1. Perform a retrospective case control study on pathophysiology traits of bees collected from colonies in September which survived the winter or did not.
2. Further refine and validate a colony survival predictive model.
The purpose of this project is to help beekeepers mitigate colony loss. Overwinter colony losses have averaged 30% over the past 10 years, which is double that deemed acceptable by beekeepers. As it is difficult, if not impossible, to diagnose ill colonies prior to loss, my goal is to develop new tools to provide beekeepers with better insight regarding the health of their colonies. I will achieve this goal by combining pathophysiological analysis with Computer Aided Diagnosis to develop a model that predicts overwinter colony loss in the fall. If successful, these tools may provide beekeepers with the information necessary to expect certain losses, thus reducing their labor and materials costs for overwinter care. They will also lay the groundwork for researchers to investigate the putative causes of predictive pathophysiological states, which may lead to better tools in the future.
Subsamples from the Sentinel Apiary program will be utilized based on the criteria of paired colonies from the same apiaries; one which survived the winter and one that did not. For the sample years of 2017 and 2018 in the sample months of September, 50 pairs of colonies per year will be selected and 20 bees from each sample will be autopsied, for a total of 4,000 autopsies across 200 samples. All geographic regions and management practices represented by Sentinel Apiary participants will be included. This retrospective case controlled experimental design is the most powerful way to make predictive models.

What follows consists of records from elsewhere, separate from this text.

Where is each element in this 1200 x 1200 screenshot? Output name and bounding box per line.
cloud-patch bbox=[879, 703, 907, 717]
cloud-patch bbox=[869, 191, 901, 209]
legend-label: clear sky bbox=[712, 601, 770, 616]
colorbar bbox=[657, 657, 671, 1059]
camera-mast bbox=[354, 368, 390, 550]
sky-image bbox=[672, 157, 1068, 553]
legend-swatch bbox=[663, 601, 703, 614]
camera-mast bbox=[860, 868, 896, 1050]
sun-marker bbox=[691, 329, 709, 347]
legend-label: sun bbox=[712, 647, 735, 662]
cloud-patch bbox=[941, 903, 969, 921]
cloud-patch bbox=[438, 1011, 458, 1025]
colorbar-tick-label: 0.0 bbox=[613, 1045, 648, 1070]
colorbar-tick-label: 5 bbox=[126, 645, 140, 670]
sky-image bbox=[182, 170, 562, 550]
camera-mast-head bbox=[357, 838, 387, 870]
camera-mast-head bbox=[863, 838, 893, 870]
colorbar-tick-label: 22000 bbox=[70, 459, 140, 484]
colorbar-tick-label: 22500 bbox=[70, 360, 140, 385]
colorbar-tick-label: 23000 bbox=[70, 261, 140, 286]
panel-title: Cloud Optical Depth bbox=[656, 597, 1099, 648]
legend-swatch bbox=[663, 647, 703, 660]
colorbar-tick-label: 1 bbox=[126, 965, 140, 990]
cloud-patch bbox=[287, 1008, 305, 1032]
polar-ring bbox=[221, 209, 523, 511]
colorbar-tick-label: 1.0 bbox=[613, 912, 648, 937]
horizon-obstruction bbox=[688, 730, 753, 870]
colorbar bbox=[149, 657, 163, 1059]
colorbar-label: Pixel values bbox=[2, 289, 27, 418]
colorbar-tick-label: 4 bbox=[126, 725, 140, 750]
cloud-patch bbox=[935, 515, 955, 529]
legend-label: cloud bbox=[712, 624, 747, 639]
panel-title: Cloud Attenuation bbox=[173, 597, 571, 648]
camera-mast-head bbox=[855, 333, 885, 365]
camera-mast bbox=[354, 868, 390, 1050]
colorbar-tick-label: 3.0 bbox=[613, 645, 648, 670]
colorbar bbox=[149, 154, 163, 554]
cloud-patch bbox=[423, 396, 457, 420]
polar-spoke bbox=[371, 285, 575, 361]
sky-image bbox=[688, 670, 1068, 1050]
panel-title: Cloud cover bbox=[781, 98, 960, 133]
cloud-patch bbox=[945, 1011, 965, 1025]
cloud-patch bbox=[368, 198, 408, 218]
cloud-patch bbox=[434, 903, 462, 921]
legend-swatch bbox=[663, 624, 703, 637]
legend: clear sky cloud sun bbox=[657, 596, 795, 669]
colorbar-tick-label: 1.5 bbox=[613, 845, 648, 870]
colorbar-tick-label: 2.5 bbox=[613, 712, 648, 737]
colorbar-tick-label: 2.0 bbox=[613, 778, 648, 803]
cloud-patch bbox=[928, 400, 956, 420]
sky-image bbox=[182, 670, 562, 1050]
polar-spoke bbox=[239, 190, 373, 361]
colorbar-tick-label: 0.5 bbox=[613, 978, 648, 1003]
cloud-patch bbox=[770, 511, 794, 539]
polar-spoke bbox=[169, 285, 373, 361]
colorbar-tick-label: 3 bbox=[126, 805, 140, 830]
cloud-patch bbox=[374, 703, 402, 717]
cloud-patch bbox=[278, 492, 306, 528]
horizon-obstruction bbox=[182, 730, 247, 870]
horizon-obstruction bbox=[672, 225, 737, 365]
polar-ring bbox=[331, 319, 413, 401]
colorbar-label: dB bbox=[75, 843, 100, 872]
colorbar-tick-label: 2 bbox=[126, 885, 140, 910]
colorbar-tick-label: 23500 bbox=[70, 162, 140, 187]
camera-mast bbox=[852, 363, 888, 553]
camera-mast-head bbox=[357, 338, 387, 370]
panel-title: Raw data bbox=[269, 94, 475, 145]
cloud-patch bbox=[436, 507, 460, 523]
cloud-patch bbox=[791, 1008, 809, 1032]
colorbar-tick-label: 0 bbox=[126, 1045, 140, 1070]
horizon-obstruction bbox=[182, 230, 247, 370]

Autopsies will be performed using standardized methods. In previous studies 17 physiological differences were assessed. In addition, I propose monitoring two additional traits; quantity of fat body and hypopharyngeal gland condition. Recent and past work have implicated the importance of these organs in monitoring colony health, and so I include these, as they may help increase the precision of our predictive models. Twenty bees, randomly selected from each stored sub sample will be autopsied, requiring an average 2 hours to complete. Data collection will be carried out as a binary response to the presence or absence of each trait. The resulting data set will be combined with all existing data from the Sentinel Apiary program including parasite loads (Varroa and Nosema), location, number of frames of bees, brood pattern, queen status, survivorship, and any applied management practices.
All analysis will be carried out in R statistical programming language. The original work on Pathophysiology and Colony Collapse Disorder successfully classified colonies and apiaries using a statistical learning technique called Classification and Regression Trees (CART). This is a non-linear and non-parametric method that recursively divides the predictor space based on the response variable. Where these divisions are made is decided by the algorithm through minimizing the Gini coefficient, a calculated measure of equality, at each split. The output is often an easy to interpret decision tree, where the highest branch (or first split/node) is the variable with the smallest Gini coefficient. Given the right set of variables and enough observations, CART can be very useful for determining the relationship between many predictors and a response variable. These trees are, however, extremely sensitive to outliers, which can lead to misclassification, instability, or misinterpretation of the results.
To improve upon the predictive accuracy of CART, ensemble learning methods that combine the construction of many trees can be applied. Such methods include:
o Bootstrap aggregation of multiple trees and taking their average
• Random Forests
o Like Bagging but only uses a subset of variables to build each tree before averaging
o Can reveal important relationships among underrepresented predictors and the response
o Each tree is built upon the error of its predecessor with the goal of reducing the error at each iteration
o The result is potentially a tree of low error with high prediction accuracy
I have applied all these methods to our current dataset to determine which performs with the highest accuracy. In each instance, two tiers of cross validation were used to assess each model: 10-fold cross validation on the entire data set and Leave-One-Out cross validation,
where each colony was a single observation. In its current form, the data perform well with all methods listed but the lowest error occurs when using a form of Boosting called Adaptive Boosting, or AdaBoost, which combines a series of weak learners to produce a strong learner through iterative error reduction.
Upon completion of the proposed autopsies, I will incorporate the new data with my existing set and revisit all the above methods, tuning and assessing each model accordingly. Selection of the final model will be based on the highest and most consistent prediction accuracy through the described methods of cross validation.
1/15/2020 – There are currently no results to discuss.
1/15/2020 – I am currently on schedule with the proposed timeline for this project. Two undergraduate technicians have been hired and trained under the standardized methods for performing autopsies and collecting data. During that time, I identified and located the samples needed using the predetermined criteria detailed in the methods section. Sample processing officially began in October and the technicians have completed ~50% of the samples, keeping us within the goal of all data being collected by April 2020.